Infine, la questione posta da Matteo circa i motivi per cui un medico dovrebbe non voler lavorare in un ospedale spoke. Che è ambizione sacrosanta e legittima, ma che deve presupporre una realtà scomoda: noi medici non siamo tutti uguali. Come in qualunque altra categoria professionale, ci sono quelli più e quelli meno bravi: negli ospedali hub dovrebbero arrivare solo quelli bravi, gli altri no. Il che presuppone anche che chi lavorerà in un ospedale hub avrà responsabilità parecchio maggiori di chi resterà invischiato nell’ospedale spoke (il che peraltro capita già ora, ma passa sotto silenzio): e allora perché i due dovrebbero essere pagati allo stesso modo?
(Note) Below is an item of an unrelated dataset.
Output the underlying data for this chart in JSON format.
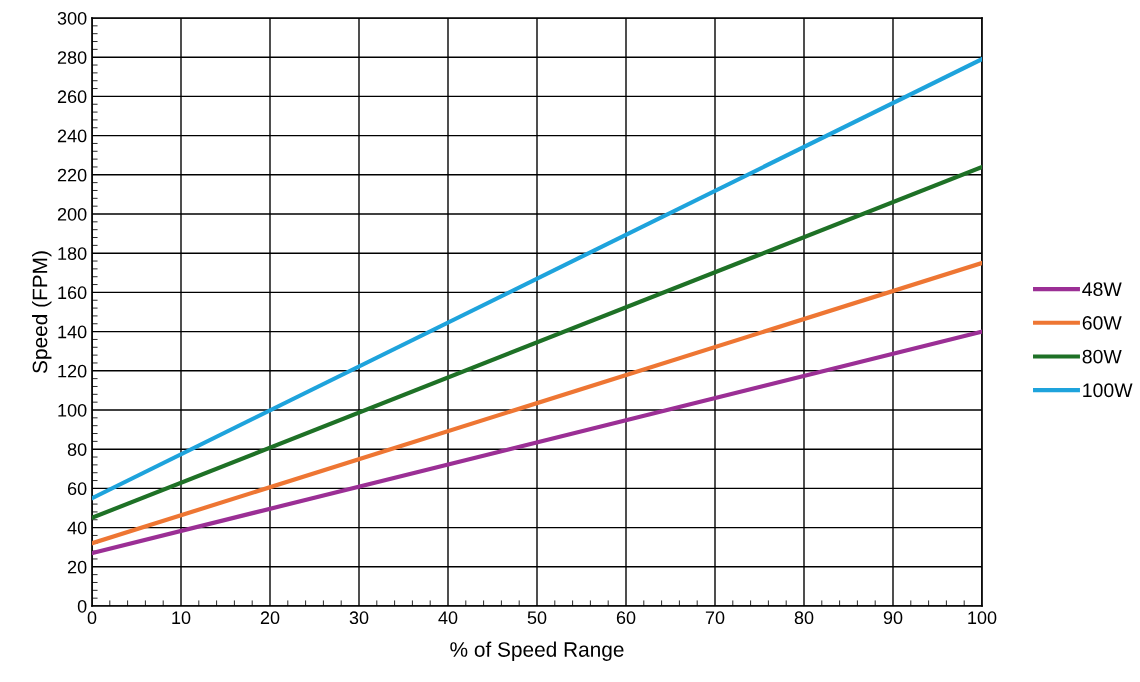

Perché chi mette protesi aortiche in urgenza (anche questo lo dico spesso) deve guadagnare come chi referta la tibia fratturata dello sciatore inesperto? Insomma, noi per primi dovremmo essere pronti a rimetterci in discussione, ad accettare il confronto e, se lo perdiamo, a sopportare che le nostre prerogative lavorative ed economiche vengano riviste al ribasso. Il difficile dovrebbe essere arrivarci, a lavorare in un ospedale hub: tutto il resto, in un mondo ideale, essere sua naturale conseguenza.